The debug menu gives you access to:

• Config viewer/editor – browse and edit all internal configuration
• GPS NMEA controls – toggle extra satellite data, view GPS status
• Nordic chip controls – software/hardware restart the BLE chip
• Map management – delete regional map data
• UI test fragments – poke at the display
• Log controls – save logs, log NMEA data, insert debug markers
• CrashMe button – literally throws an AssertionError("CrashMe Button") (love it)
• Nuclear Factory Reset – the name says it all

Beyond the debug menu, DEV mode also enables:

• ADB access (with a sentinel file on /sdcard)
• A built-in web server on port 8080 with endpoints for browsing files, viewing the database, editing configs, and even injecting GPS coordinates
• Firmware debug streaming via separate BLE opcodes

The Bigger Picture

What started as a broken sync issue turned into a pretty thorough look at the Bolt’s internals.
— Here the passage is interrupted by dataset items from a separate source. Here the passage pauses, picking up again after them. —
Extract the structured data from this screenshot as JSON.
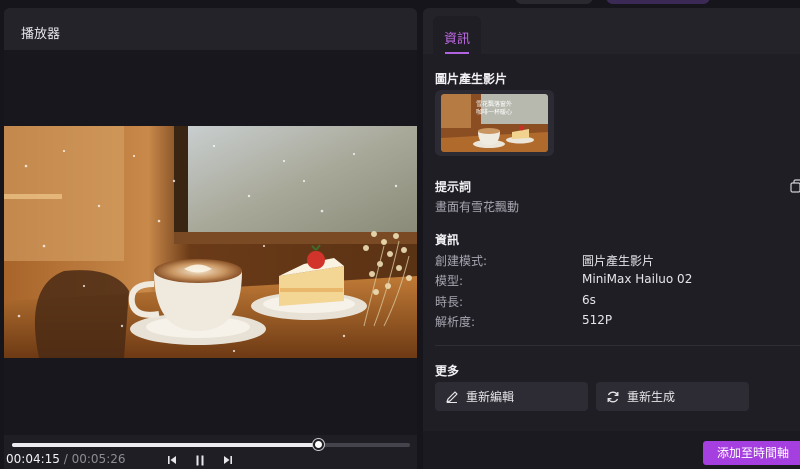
{
  "player": {
    "title": "播放器",
    "current_time": "00:04:15",
    "separator": "/",
    "total_time": "00:05:26",
    "progress": 0.77,
    "controls": [
      "previous-frame-icon",
      "pause-icon",
      "next-frame-icon"
    ]
  },
  "info": {
    "tab_label": "資訊",
    "source_section": "圖片產生影片",
    "thumbnail_caption_line1": "雪花飄落窗外",
    "thumbnail_caption_line2": "咖啡一杯暖心",
    "prompt_title": "提示詞",
    "prompt_text": "畫面有雪花飄動",
    "details_title": "資訊",
    "details": [
      {
        "key": "創建模式:",
        "value": "圖片產生影片"
      },
      {
        "key": "模型:",
        "value": "MiniMax Hailuo 02"
      },
      {
        "key": "時長:",
        "value": "6s"
      },
      {
        "key": "解析度:",
        "value": "512P"
      }
    ],
    "more_title": "更多",
    "reedit_label": "重新編輯",
    "regenerate_label": "重新生成",
    "add_to_timeline_label": "添加至時間軸"
  },
  "colors": {
    "accent": "#a63fe0",
    "tab_active": "#c06ae6",
    "panel_bg": "#1f1e25"
  }
}
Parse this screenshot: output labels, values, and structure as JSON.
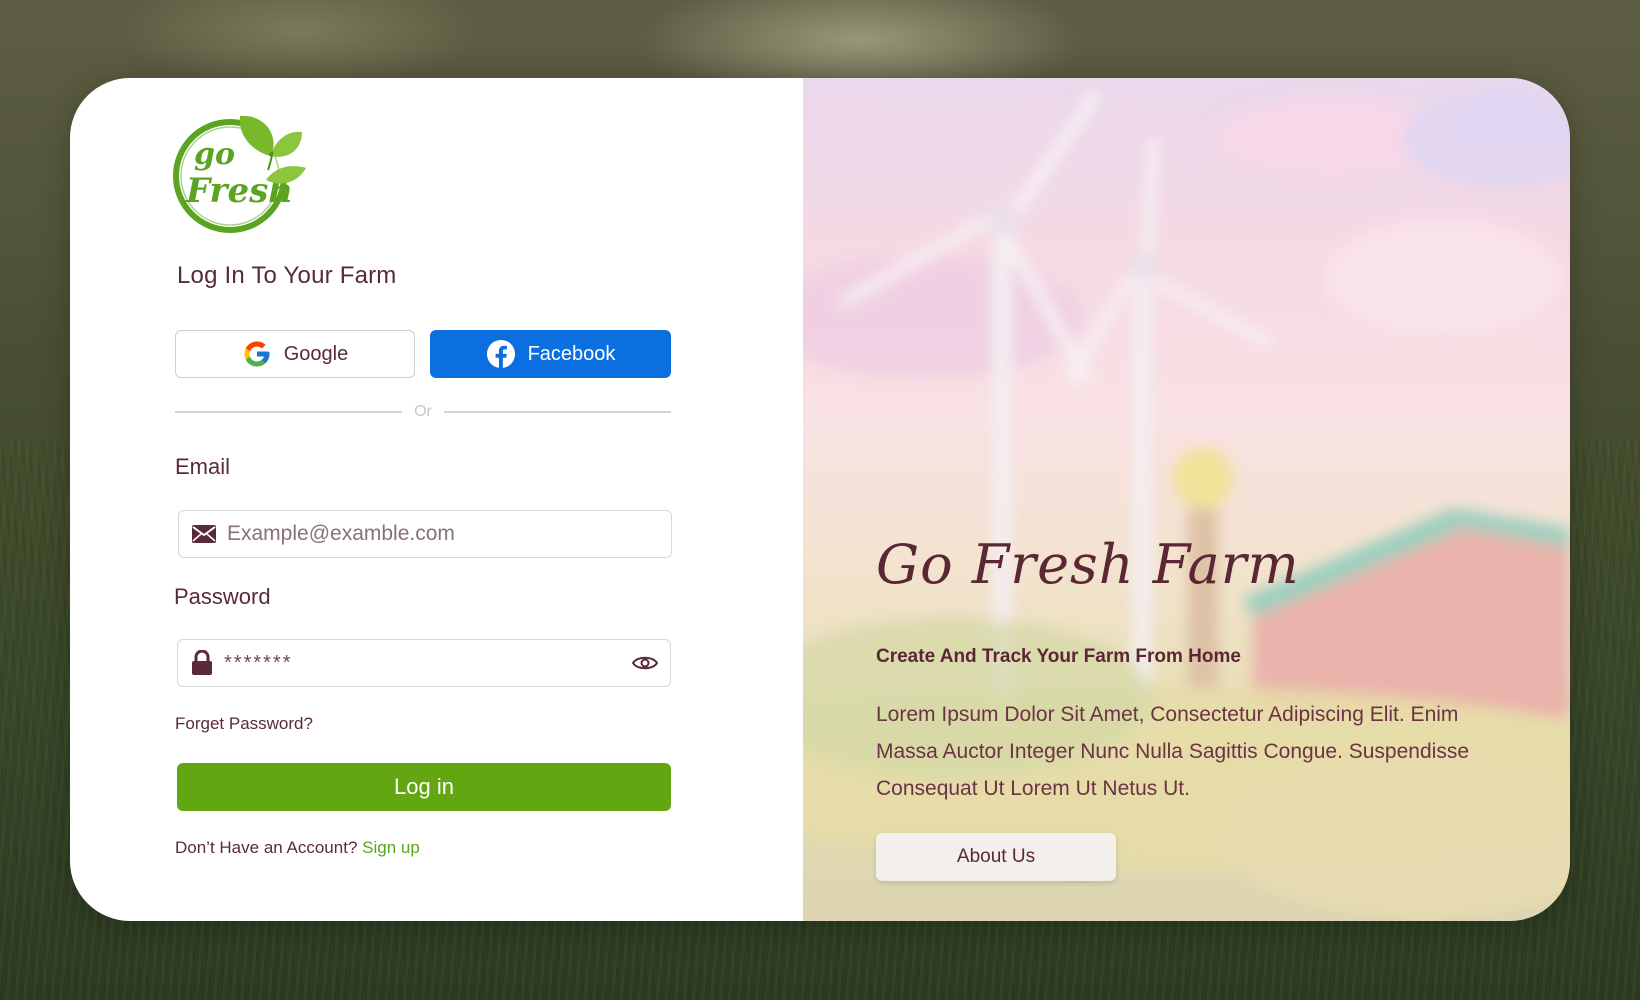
{
  "brand": {
    "logo_alt": "go Fresh"
  },
  "login": {
    "heading": "Log In To Your Farm",
    "google_label": "Google",
    "facebook_label": "Facebook",
    "divider_text": "Or",
    "email_label": "Email",
    "email_placeholder": "Example@examble.com",
    "password_label": "Password",
    "password_value": "*******",
    "forgot_label": "Forget Password?",
    "login_label": "Log in",
    "signup_prompt": "Don’t Have an Account?",
    "signup_label": "Sign up"
  },
  "hero": {
    "title": "Go Fresh Farm",
    "tagline": "Create And Track Your Farm From Home",
    "description": "Lorem Ipsum Dolor Sit Amet, Consectetur Adipiscing Elit. Enim Massa Auctor Integer Nunc Nulla Sagittis Congue. Suspendisse Consequat Ut Lorem Ut Netus Ut.",
    "about_label": "About Us"
  },
  "icons": {
    "email": "envelope-icon",
    "password": "lock-icon",
    "toggle": "eye-icon",
    "google": "google-icon",
    "facebook": "facebook-icon"
  },
  "colors": {
    "primary_text": "#5a2a3a",
    "accent_green": "#62a612",
    "facebook_blue": "#0c6fe0"
  }
}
The config protocol over BLE has no application-layer authentication – once you’re bonded, you can write any config value the app can. There’s no HMAC, no nonce, no challenge-response on top of the BLE layer.

I ended up documenting the full BLE protocol, the file transfer system, and some other findings in separate writeups.

As for my original sync problem? After all of that – decompiling an APK, reverse engineering a binary protocol, writing a BLE exploit script – it turned out the issue was on my phone the whole time. Not the cycling computer. The phone.